The Senate Health, Education, Labor and Pensions Committee has included a Community Living Assistance Services and Support Act, or CLASS Act, provision in its version of the health system change bill.

The American Council of Life Insurers, Washington, has insisted this week in a video, in a public statement and in a letter to Health and Human Services Secretary Kathleen Sebelius that the CLASS Act is well-intentioned but, as currently written, would expose program participants to big, unexpected bills.

The voluntary program would cost about $60 per month at first, and it would pay a minimum benefit of $50 per day, according to the provision text.

“The benefits received by program participants are a fraction of the real cost of long-term care services,” ACLI President Frank Keating says in a statement. “Nursing home care now averages $203 per day and will rise to $740 per day in 30 years. Round-the-clock home health care services now cost $1,100 per day and will likely rise to $2,000 within five years.”

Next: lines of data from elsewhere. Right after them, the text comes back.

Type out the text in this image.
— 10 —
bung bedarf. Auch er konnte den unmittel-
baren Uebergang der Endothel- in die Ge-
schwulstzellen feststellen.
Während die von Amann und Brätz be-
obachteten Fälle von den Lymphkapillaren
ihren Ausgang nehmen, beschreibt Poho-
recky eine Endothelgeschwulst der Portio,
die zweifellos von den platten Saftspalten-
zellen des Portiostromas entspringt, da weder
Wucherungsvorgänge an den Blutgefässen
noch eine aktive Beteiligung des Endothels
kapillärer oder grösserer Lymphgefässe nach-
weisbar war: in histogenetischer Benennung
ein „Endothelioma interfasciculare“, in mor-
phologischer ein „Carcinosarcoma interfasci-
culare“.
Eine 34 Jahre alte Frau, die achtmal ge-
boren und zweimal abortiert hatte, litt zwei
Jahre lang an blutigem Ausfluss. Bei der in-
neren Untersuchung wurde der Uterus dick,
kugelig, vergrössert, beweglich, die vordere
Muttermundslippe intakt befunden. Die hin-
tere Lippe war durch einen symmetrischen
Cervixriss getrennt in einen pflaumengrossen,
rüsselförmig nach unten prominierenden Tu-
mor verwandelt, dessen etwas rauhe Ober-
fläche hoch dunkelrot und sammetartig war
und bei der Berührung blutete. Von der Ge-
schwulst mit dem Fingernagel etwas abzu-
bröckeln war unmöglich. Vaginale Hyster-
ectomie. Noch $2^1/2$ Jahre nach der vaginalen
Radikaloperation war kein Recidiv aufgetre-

Offering a $50-per-day benefit would mislead U.S. residents about the true cost of care, adding to the current epidemic of confusion, Keating says.

Many surveys have found that U.S. residents already mistakenly believe that Medicare will pay for long term care services, Keating notes.

If the CLASS Act adds to the confusion, “people will not take the appropriate steps on their own to address this crucial financial planning issue,” Keating says.

In addition, the program would start off on a weak financial footing, and no private program with such a weak design would be allowed on the market, Keating says.